Trump-Starmer trade deal set to focus on tech, AI... and NHS

Health Service not on the table, ‘cept for data, patients…

Photo by Jon Cellier / Unsplash

British prime minister Sir Keir Starmer has set alarm bells ringing over a putative trade with the Trump administration that focuses narrowly on AI and tech.

Healthy secretary Wes Streeting was forced to rush out a denial that the NHS would be part of any trade deal – while playing up the research appeal of the UK’s “large and diverse patient population”.

In a White House meeting, Donald Trump raised the possibility that the UK could avoid feared tariffs and that a long-wished for post Brexit trade deal could be on the cards.

“I think we could very well end up with a real trade deal where the tariffs wouldn't be necessary. We'll see," Trump said.

Starmer followed up with talk of a "new economic deal with advanced technology at its core". He said that when it came to AI, "Instead of over-regulating these new technologies, we're seizing the opportunities they offer."

"Artificial intelligence could cure cancer. That could be a moon shot for our age, and that's how we'll keep delivering for our people," he said.

Earlier attempts at a trade deal stalled between a post Brexit UK and the US over taxes on tech companies and US agricultural exports.

The Trump administration has railed against UK and European efforts to regulate big tech. Vice president JD Vance has framed efforts to clamp down on misinformation or hate content as censorship.

Coincidentally, Trump has gained major support in the shape of Jeff Bezos, Mark Zuckerberg, and most notably of all, Elon Musk.

The Starmer government has already walked back on its predecessors’ focus on AI safety, adopting a far more US-friendly approach.

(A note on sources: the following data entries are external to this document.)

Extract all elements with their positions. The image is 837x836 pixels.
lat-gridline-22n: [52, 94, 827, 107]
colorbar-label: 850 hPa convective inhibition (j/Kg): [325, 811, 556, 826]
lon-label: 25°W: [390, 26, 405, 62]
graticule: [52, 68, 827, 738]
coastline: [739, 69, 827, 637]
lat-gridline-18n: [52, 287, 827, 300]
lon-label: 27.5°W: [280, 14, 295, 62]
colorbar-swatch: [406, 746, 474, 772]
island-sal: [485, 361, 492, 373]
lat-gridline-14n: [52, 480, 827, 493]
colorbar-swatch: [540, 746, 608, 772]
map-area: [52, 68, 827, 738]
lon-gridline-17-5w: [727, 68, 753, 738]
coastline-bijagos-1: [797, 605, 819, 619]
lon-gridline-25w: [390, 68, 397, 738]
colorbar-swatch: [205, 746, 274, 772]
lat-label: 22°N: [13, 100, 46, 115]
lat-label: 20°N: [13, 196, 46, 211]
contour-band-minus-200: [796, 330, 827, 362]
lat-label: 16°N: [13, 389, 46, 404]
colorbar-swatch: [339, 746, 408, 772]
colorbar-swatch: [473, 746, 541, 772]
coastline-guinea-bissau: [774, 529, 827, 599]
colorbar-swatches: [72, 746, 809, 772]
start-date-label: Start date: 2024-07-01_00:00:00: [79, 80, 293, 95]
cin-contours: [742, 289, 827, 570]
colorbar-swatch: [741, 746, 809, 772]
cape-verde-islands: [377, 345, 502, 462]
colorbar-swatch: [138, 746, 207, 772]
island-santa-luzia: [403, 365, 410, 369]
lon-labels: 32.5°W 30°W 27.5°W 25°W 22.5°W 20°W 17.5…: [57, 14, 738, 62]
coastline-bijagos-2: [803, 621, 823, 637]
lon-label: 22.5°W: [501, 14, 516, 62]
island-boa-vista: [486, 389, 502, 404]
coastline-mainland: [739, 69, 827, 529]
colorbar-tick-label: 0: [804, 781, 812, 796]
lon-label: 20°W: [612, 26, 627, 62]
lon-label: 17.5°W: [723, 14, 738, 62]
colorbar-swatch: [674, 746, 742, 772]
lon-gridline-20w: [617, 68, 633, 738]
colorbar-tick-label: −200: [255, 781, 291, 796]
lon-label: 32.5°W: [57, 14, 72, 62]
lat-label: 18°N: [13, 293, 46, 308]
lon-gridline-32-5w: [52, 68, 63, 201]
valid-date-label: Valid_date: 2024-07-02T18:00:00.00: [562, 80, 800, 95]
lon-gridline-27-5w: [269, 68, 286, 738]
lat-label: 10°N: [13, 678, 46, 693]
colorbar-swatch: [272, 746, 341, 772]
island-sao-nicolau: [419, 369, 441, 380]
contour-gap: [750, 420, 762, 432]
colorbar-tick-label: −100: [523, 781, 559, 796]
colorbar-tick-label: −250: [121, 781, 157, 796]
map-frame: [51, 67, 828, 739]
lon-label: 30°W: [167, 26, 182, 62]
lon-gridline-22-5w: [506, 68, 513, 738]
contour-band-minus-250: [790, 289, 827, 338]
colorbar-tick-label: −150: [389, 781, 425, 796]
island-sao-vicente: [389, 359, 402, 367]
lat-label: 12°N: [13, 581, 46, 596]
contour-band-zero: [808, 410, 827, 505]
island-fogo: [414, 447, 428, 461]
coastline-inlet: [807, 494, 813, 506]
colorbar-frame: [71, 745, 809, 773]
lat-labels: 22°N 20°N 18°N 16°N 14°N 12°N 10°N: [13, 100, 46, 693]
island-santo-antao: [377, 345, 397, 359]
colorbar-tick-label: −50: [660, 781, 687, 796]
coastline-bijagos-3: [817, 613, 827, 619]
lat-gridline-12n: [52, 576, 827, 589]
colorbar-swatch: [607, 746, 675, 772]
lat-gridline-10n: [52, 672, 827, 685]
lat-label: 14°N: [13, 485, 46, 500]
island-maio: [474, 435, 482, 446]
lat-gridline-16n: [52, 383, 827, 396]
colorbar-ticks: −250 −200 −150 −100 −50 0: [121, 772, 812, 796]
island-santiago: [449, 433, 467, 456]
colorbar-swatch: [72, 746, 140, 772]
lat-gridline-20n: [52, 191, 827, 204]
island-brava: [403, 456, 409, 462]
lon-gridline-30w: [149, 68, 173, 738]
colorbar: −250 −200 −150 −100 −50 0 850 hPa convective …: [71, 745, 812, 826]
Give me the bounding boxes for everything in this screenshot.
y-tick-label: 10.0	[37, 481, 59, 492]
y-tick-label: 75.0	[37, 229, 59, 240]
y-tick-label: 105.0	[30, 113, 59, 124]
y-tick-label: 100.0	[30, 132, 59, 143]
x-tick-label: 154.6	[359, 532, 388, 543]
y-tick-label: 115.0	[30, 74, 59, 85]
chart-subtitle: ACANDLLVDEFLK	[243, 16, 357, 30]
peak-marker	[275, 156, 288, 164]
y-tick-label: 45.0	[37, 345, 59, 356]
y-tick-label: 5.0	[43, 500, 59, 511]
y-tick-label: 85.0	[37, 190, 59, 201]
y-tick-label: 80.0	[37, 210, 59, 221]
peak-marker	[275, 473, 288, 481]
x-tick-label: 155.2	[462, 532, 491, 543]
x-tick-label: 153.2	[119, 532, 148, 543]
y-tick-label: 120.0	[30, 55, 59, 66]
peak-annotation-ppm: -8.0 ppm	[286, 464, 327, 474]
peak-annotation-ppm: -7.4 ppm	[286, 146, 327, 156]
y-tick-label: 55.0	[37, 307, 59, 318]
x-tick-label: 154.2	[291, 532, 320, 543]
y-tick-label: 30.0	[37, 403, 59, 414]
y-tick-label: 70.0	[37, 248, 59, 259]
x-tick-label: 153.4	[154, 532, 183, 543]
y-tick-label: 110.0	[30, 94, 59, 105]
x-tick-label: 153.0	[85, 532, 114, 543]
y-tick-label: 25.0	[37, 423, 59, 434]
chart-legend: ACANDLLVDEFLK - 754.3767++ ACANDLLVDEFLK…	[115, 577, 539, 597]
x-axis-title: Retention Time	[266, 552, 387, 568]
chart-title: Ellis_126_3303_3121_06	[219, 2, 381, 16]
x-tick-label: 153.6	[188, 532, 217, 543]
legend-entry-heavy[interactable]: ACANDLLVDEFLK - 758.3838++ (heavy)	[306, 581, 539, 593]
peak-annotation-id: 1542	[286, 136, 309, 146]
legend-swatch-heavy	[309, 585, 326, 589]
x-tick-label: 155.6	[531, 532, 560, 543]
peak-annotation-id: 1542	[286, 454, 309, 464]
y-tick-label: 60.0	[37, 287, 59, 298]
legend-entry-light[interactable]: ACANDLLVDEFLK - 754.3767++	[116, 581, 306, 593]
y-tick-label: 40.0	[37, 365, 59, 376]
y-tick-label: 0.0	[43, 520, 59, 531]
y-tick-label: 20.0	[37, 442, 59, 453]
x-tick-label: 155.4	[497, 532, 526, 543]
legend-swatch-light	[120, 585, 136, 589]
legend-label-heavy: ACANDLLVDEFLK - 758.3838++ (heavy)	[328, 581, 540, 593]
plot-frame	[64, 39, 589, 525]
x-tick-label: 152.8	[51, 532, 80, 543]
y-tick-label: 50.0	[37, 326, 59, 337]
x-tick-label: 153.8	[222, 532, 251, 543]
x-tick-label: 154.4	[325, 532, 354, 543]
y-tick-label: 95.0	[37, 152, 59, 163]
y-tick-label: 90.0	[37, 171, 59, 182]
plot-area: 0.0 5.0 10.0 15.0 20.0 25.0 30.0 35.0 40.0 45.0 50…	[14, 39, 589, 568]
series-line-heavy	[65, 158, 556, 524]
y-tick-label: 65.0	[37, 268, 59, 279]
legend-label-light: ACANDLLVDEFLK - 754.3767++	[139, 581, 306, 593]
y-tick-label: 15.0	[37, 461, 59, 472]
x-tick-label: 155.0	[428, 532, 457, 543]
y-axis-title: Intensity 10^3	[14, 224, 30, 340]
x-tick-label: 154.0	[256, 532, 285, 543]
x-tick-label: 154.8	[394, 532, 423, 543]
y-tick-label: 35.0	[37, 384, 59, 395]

In the UK, there has been pushback from a – for once – united media industry at government plans to open up the UK’s creative sector for harvesting by LLMs. But voters, and activists, are likely to be even more alarmed at the prospect of US tech and pharma getting its teeth into the NHS.

Health secretary Wes Streeting told Radio 4 that the NHS was “not on the table” in any deal with the US. But by referring to research and clinical he seemed to be suggesting the “patient population” and its data could be. “Access to our patients and to our National Health Service and its footprint I think is valuable,” he said.

Starmer underlined his revamped approach to tech with a flying visit to a local tech company. Palantir.